Aubrey Plaza

    Aubrey Plaza

    ౨ৎ · She stayed... (wlw)

    Aubrey Plaza
    c.ai

    Ending a “relationship” is almost never easy, especially when you’re intense as hell. You went out for a few months with a girl your age. To you, it felt real, solid, almost inevitable — something that could turn into a beautiful story someday. But to her, it was just a convenient distraction, a temporary way to forget her ex.

    When you found that out, it was like being stabbed in the gut. You got genuinely sick — not just mentally, but physically too. Your body gave in under the weight of it all. Strange fevers, relentless insomnia, pains that spread from your chest to your head. You even started missing shoots, something completely out of character for you. Your spark — the one that had everyone whispering on set — vanished. Aubrey noticed.

    You two had been working on the same show for almost four years. In that time, you’d built a special bond. Aubrey was in her early 40s, about 15 or 16 years older than you, but that never mattered. If anything, you understood each other in a way that ignored age. You’d exchanged playful flirts now and then, but nothing serious. Still, you were close friends, sharing dumb jokes and little secrets.

    When Aubrey saw what you were going through, she tried to help gently, careful not to push. But you, stubborn as always, shut her out. It took nearly a month before you finally talked about that pseudo-relationship that broke you. In the meantime, you’d pulled away from everyone — the cast, the crew, even your own family. But Aubrey stayed.

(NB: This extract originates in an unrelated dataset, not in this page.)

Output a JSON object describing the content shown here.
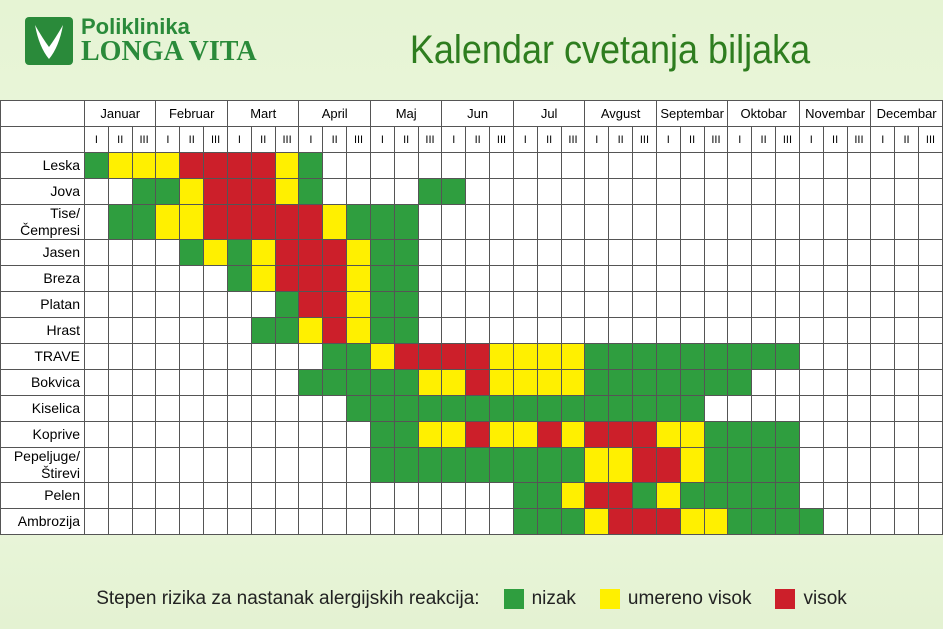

Even when you couldn’t answer messages, she was still there.

    She started coming over in the evenings, almost always with a bottle of wine — never cheap, she had too refined a taste for that. She’d sit next to you on the couch, crossing her legs with graceful ease, just sharing the space in silence if needed. Other times she sent you terrible memes, so bad you had no choice but to laugh. And when tears came, she didn’t flinch — she’d pull you close, let your head rest in her lap, fingers running through your hair until you calmed down.

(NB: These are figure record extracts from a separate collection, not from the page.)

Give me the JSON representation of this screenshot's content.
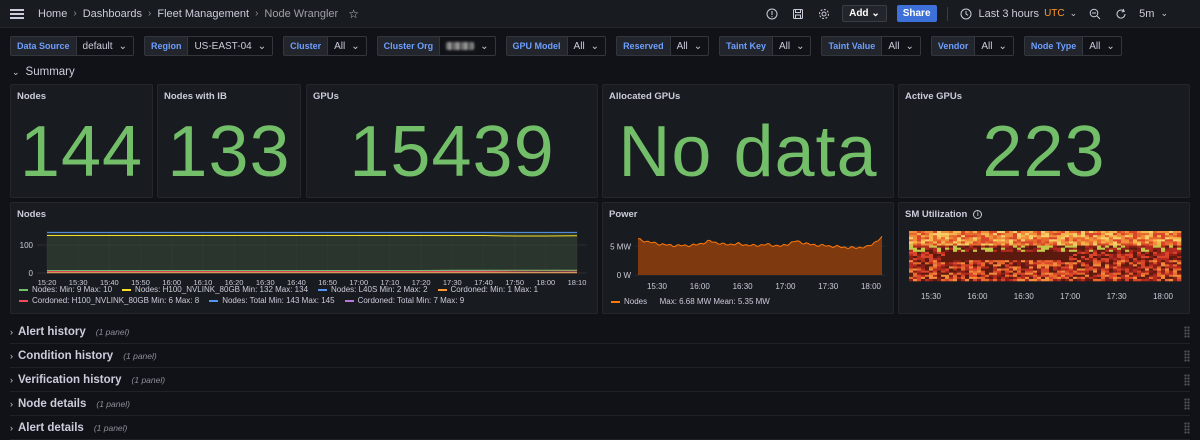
{
  "breadcrumb": {
    "home": "Home",
    "dashboards": "Dashboards",
    "folder": "Fleet Management",
    "current": "Node Wrangler"
  },
  "toolbar": {
    "add_label": "Add",
    "share_label": "Share",
    "time_range": "Last 3 hours",
    "timezone": "UTC",
    "refresh_interval": "5m"
  },
  "variables": [
    {
      "label": "Data Source",
      "value": "default"
    },
    {
      "label": "Region",
      "value": "US-EAST-04"
    },
    {
      "label": "Cluster",
      "value": "All"
    },
    {
      "label": "Cluster Org",
      "value": ""
    },
    {
      "label": "GPU Model",
      "value": "All"
    },
    {
      "label": "Reserved",
      "value": "All"
    },
    {
      "label": "Taint Key",
      "value": "All"
    },
    {
      "label": "Taint Value",
      "value": "All"
    },
    {
      "label": "Vendor",
      "value": "All"
    },
    {
      "label": "Node Type",
      "value": "All"
    }
  ],
  "summary": {
    "label": "Summary"
  },
  "stats": [
    {
      "title": "Nodes",
      "value": "144"
    },
    {
      "title": "Nodes with IB",
      "value": "133"
    },
    {
      "title": "GPUs",
      "value": "15439"
    },
    {
      "title": "Allocated GPUs",
      "value": "No data"
    },
    {
      "title": "Active GPUs",
      "value": "223"
    }
  ],
  "nodes_chart": {
    "title": "Nodes",
    "type": "line",
    "x": [
      "15:20",
      "15:30",
      "15:40",
      "15:50",
      "16:00",
      "16:10",
      "16:20",
      "16:30",
      "16:40",
      "16:50",
      "17:00",
      "17:10",
      "17:20",
      "17:30",
      "17:40",
      "17:50",
      "18:00",
      "18:10"
    ],
    "yticks": [
      "100",
      "0"
    ],
    "ylim": [
      0,
      150
    ],
    "legend": [
      {
        "label": "Nodes:",
        "stats": "Min: 9   Max: 10",
        "color": "#73bf69"
      },
      {
        "label": "Nodes: H100_NVLINK_80GB",
        "stats": "Min: 132   Max: 134",
        "color": "#fade2a"
      },
      {
        "label": "Nodes: L40S",
        "stats": "Min: 2   Max: 2",
        "color": "#5794f2"
      },
      {
        "label": "Cordoned:",
        "stats": "Min: 1   Max: 1",
        "color": "#ff9830"
      },
      {
        "label": "Cordoned: H100_NVLINK_80GB",
        "stats": "Min: 6   Max: 8",
        "color": "#f2495c"
      },
      {
        "label": "Nodes: Total",
        "stats": "Min: 143   Max: 145",
        "color": "#5794f2"
      },
      {
        "label": "Cordoned: Total",
        "stats": "Min: 7   Max: 9",
        "color": "#b877d9"
      }
    ]
  },
  "power_chart": {
    "title": "Power",
    "type": "area",
    "x": [
      "15:30",
      "16:00",
      "16:30",
      "17:00",
      "17:30",
      "18:00"
    ],
    "yticks": [
      "5 MW",
      "0 W"
    ],
    "legend": {
      "label": "Nodes",
      "stats": "Max: 6.68 MW   Mean: 5.35 MW",
      "color": "#ff780a"
    }
  },
  "sm_chart": {
    "title": "SM Utilization",
    "type": "heatmap",
    "x": [
      "15:30",
      "16:00",
      "16:30",
      "17:00",
      "17:30",
      "18:00"
    ]
  },
  "chart_data": [
    {
      "type": "line",
      "x": [
        "15:20",
        "15:30",
        "15:40",
        "15:50",
        "16:00",
        "16:10",
        "16:20",
        "16:30",
        "16:40",
        "16:50",
        "17:00",
        "17:10",
        "17:20",
        "17:30",
        "17:40",
        "17:50",
        "18:00",
        "18:10"
      ],
      "ylim": [
        0,
        150
      ],
      "series": [
        {
          "name": "Nodes: Total",
          "values": [
            145,
            145,
            145,
            145,
            145,
            145,
            145,
            145,
            145,
            145,
            145,
            145,
            145,
            145,
            145,
            145,
            145,
            145
          ]
        },
        {
          "name": "Nodes: H100_NVLINK_80GB",
          "values": [
            134,
            134,
            134,
            134,
            134,
            134,
            134,
            134,
            134,
            134,
            134,
            134,
            134,
            134,
            134,
            132,
            132,
            133
          ]
        },
        {
          "name": "Cordoned: Total",
          "values": [
            7,
            7,
            7,
            7,
            7,
            7,
            7,
            7,
            7,
            7,
            7,
            7,
            7,
            7,
            7,
            8,
            9,
            8
          ]
        },
        {
          "name": "Cordoned: H100_NVLINK_80GB",
          "values": [
            6,
            6,
            6,
            6,
            6,
            6,
            6,
            6,
            6,
            6,
            6,
            6,
            6,
            6,
            6,
            7,
            8,
            7
          ]
        },
        {
          "name": "Nodes:",
          "values": [
            9,
            9,
            9,
            9,
            9,
            9,
            9,
            9,
            9,
            9,
            9,
            9,
            9,
            10,
            10,
            10,
            10,
            10
          ]
        },
        {
          "name": "Nodes: L40S",
          "values": [
            2,
            2,
            2,
            2,
            2,
            2,
            2,
            2,
            2,
            2,
            2,
            2,
            2,
            2,
            2,
            2,
            2,
            2
          ]
        },
        {
          "name": "Cordoned:",
          "values": [
            1,
            1,
            1,
            1,
            1,
            1,
            1,
            1,
            1,
            1,
            1,
            1,
            1,
            1,
            1,
            1,
            1,
            1
          ]
        }
      ]
    },
    {
      "type": "area",
      "x": [
        "15:20",
        "15:30",
        "15:40",
        "15:50",
        "16:00",
        "16:10",
        "16:20",
        "16:30",
        "16:40",
        "16:50",
        "17:00",
        "17:10",
        "17:20",
        "17:30",
        "17:40",
        "17:50",
        "18:00",
        "18:10"
      ],
      "ylim": [
        0,
        8
      ],
      "series": [
        {
          "name": "Nodes",
          "values": [
            6.2,
            5.6,
            5.2,
            5.1,
            5.2,
            5.9,
            5.3,
            5.4,
            5.1,
            5.3,
            5.0,
            5.9,
            5.3,
            5.1,
            4.9,
            4.7,
            4.9,
            6.5
          ]
        }
      ]
    }
  ],
  "rows": [
    {
      "title": "Alert history",
      "count": "(1 panel)"
    },
    {
      "title": "Condition history",
      "count": "(1 panel)"
    },
    {
      "title": "Verification history",
      "count": "(1 panel)"
    },
    {
      "title": "Node details",
      "count": "(1 panel)"
    },
    {
      "title": "Alert details",
      "count": "(1 panel)"
    }
  ]
}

    Sometimes you’d go for aimless drives, just to feel like the outside world still existed. She’d drive slowly, one hand on the wheel and the other holding yours on the console, thumb tracing lazy circles on your skin. Even without words, it was like she was saying, “I’m here, and I’m not going anywhere.”

    Eventually, you started to accept it. There was nothing left to do — that girl just didn’t think about you, maybe never had. So, almost without realizing it, you began to look sideways. Really notice Aubrey. How she looked at you with such careful tenderness, how she worried in ways no one else ever did. She treated you like something precious that needed protecting. One night, a little too much wine in both of you, Aubrey even admitted — half laughing, half vulnerable — that she’d never cared for someone like this before.

    That’s when fear set in. If you fell apart so completely over something so shallow, what would happen if it didn’t work out with Aubrey? She wasn’t just older — she was more experienced, more layered. If it fell apart, you couldn’t handle losing the only person who stayed. What if she wasn’t as perfect as you imagined, even after years of knowing her quirks? That small thorn of insecurity kept poking at you.

    But deep down, you already knew. You’d chosen Aubrey from the moment she didn’t leave. From the first awful meme that made you laugh in the chaos. From the first sip of expensive wine she shared just to see your nose wrinkle. You just hadn’t found the courage to say it out loud yet. Because loving her like this — with all the differences, all the baggage — meant risking what was left of your heart.

    Maybe — just maybe — it would be worth it.